Неясно, как Полина заразилась идеей мировой революции. Возможно, монотонное стояние у печи с ухватом оставляло время для размышлений и крепило желание хоть что-то изменить в однообразном и вязком быте. Шел боевой восемнадцатый год. Полина пропадала на собраниях, вступила в партию большевиков. Тихий кантор ей не перечил. Сильный характер был у жены, да и времена наступили не те. Утратила жизнь свою, хоть и зыбкую, но привычную основу. Так и расходились они по сторонам: он — в синагогу, читать утреннюю молитву «Шахарит», она — по партийным делам.

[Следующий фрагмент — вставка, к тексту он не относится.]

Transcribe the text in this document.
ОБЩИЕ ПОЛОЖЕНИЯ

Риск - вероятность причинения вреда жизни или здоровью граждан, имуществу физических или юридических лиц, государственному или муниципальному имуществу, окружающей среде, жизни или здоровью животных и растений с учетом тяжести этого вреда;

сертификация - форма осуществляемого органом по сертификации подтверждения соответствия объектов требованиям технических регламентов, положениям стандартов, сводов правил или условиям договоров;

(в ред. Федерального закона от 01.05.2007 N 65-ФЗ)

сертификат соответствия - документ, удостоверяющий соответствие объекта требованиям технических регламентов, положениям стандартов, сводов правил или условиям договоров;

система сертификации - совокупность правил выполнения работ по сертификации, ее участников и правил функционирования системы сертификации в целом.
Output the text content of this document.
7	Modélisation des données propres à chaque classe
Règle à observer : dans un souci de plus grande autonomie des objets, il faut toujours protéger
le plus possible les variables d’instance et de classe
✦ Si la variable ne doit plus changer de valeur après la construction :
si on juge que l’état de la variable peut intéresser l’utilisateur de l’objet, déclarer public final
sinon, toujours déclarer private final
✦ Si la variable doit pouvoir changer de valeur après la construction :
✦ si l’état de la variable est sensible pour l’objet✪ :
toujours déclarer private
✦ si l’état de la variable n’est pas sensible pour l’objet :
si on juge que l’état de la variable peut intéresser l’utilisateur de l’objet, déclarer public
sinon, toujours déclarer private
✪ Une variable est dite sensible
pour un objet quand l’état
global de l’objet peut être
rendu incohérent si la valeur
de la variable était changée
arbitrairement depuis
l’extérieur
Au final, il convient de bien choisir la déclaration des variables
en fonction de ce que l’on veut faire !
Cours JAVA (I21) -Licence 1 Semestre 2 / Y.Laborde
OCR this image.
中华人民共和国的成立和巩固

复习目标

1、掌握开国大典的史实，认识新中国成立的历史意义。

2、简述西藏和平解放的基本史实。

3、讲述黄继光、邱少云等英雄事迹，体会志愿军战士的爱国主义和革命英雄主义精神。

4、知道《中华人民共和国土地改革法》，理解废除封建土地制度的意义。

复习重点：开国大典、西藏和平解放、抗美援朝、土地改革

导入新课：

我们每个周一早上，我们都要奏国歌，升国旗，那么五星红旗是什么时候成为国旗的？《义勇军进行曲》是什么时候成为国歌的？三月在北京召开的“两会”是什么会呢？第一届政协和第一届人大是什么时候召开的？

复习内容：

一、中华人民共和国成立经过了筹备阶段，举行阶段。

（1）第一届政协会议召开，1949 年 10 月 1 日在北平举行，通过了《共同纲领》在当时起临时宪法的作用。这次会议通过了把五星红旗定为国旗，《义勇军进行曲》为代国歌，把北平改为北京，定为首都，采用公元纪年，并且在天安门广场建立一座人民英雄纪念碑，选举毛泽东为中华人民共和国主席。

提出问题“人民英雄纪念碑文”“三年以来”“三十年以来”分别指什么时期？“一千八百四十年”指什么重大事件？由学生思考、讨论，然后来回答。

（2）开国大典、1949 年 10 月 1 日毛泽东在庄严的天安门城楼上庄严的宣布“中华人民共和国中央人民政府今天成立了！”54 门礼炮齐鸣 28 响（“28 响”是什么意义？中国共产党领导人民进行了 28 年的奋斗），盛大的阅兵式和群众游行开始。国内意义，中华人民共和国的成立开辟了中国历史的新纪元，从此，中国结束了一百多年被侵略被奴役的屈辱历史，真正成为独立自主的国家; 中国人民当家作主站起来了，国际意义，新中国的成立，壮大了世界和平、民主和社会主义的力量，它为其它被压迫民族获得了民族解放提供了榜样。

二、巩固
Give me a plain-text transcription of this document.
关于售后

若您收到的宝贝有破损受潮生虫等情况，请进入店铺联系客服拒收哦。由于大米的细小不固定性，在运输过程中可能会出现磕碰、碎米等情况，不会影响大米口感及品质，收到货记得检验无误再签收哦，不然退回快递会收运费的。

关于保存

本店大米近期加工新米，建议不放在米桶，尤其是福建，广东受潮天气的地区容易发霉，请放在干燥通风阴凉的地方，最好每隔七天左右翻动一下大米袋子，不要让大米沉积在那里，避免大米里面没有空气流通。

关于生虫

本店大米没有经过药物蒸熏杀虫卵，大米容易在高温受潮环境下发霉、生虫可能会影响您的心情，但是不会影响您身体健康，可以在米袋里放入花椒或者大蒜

«Реб Гершл, вашей жены совсем не видно» — говорила соседка-вдова с тайной надеждой, что в один прекрасный для нее день даст кантор своей непутевой жене «гет», и тогда… Но напрасно она уходила так далеко в своих мечтах, реб Гершл не спешил расставаться с Полиной.

«Такие времена, такие времена…» — философски покачивал он головой и шел кормить своих пятерых детей-погодков. Хозяйство теперь было почти целиком на нем, и он терпеливо нес столь неожиданно свалившуюся ношу, продолжая думать о неисповедимости путей Господних.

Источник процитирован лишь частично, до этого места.